Recount: A Magazine of Contemporary Politics

On the Trail with Matt Bai

By Sandra Ogle | Oct 14, 2004 Print

“As a newspaper reporter, it’s not my job to sit in judgment of every interpretation of government. It is my job to protect the bedrock foundation of American principles, such that we can withstand bad interpretations of government,” said Matt Bai, a campaign reporter for the New York Times Magazine, at a recent New York University lecture. “What you try to do [as a reporter] is get the broader concepts beneath the phrases you read in the paper every day,” he explained.

Bai, who began working for the Times in 2002, says he writes for people that aren’t interested in politics. To engage the non-politically minded, Bai strives to make the elusive more concrete, and to give fuzzy concepts sharp edges. In the past, Bai, a graduate of the Columbia School of Journalism, worked as a city desk reporter for the Boston Globe, as a national correspondent for Newsweek and as a national affairs correspondent for Rolling Stone magazine. Although his Rolling Stone tenure was brief, it is perhaps the most emblematic tidbit on his resume, as it points to his desire to reach people who are foreigners in political jargon-land. “What I do is a public service,” Bai said.

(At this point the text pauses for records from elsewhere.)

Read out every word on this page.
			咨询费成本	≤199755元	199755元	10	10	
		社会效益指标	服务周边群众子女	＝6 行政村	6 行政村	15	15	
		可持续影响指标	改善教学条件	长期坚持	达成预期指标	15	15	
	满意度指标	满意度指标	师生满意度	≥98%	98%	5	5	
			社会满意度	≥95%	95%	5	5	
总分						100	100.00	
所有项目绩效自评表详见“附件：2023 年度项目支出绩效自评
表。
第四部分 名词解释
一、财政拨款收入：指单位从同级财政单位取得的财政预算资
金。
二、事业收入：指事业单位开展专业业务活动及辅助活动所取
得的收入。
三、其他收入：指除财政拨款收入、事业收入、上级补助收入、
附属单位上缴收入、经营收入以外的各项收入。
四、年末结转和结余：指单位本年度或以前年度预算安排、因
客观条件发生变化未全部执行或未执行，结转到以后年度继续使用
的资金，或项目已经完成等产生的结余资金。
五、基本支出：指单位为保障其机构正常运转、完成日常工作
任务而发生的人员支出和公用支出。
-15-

Earlier this year, Bai was assigned to do a series of four columns,all of which were big cover pieces aimed at defining the campaign in the best way possible. Bai’s first cover story, “The Multilevel Marketing of the President,” focused on Republican grassroot strategies to increase voter turnout in the exurbs of Ohio. His second, “Wiring the Vast Left Wing Conspiracy,” plumbed the minutiae of how the funding of nonprofit 527s, like MoveOn.org, will change the face of the Democratic Party. During his lecture, Bai described how journalists often reach a consensus among themselves and start to use terms – like “voter turnout” and “non-profit 527s” – without ever looking deeper into them. As a result, a certain level of acceptance seeps into the newspapers, and the public never really knows what’s beneath the new terms or what their origins or implications are in the political landscape.

“Kerry’s Undeclared War,” his third piece (published this past Sunday), was written in an attempt to make sense of John Kerry’s foreign policy, a heated issue in the most recent debates. Bai and his editors wanted to emulate a New Yorker piece that they felt was the defining profile of Al Gore during the 2000 election. The article was chock-full of Gore’s political history and contained implicit revelations that heightened the reader’s understanding of the candidate. They wanted to do a profile that would stand out because it was simply revelatory.

Bai avoided the platitudes that many political journalists on the trail of a presidential candidate succumb to – going to campaign speeches, analyzing debates, traveling with other journalists. “Access in and of itself is not overrated. Every time I get access to a politician, I’m there. But there’s access and then the kind of access that they’ll give you.” He added that in some cases a reporter could travel for months and get absolutely nothing. For his article, Bai negotiated with Kerry’s aides in order to get three one-on-one interviews.

Aside from policy, the most interesting part of his second of three interviews with Kerry was the fact that the presidential contender wouldn’t drink Evian water and was wary of explaining why not, an interaction included in Bai’s article and in his NYU speech. During their idle chit chat, Bai felt that Kerry was especially guarded even in the most harmless asides. In his article he wrote, “I was left to imagine what was going through his head. If I admit that I drink bottled water, then he might say I’m out of touch with ordinary voters. But doesn’t demanding my own brand of water seem even more aristocratic? Then again, Evian is French – important to stay away from anything even remotely French.”

The inclusion of telling details such as this is part of the reason that Bai’s political reportage stands out. In the Kerry piece, he explained, “What was important is underneath what he said.” “Quotes,” he added, “are always secondary to what you’re seeing.”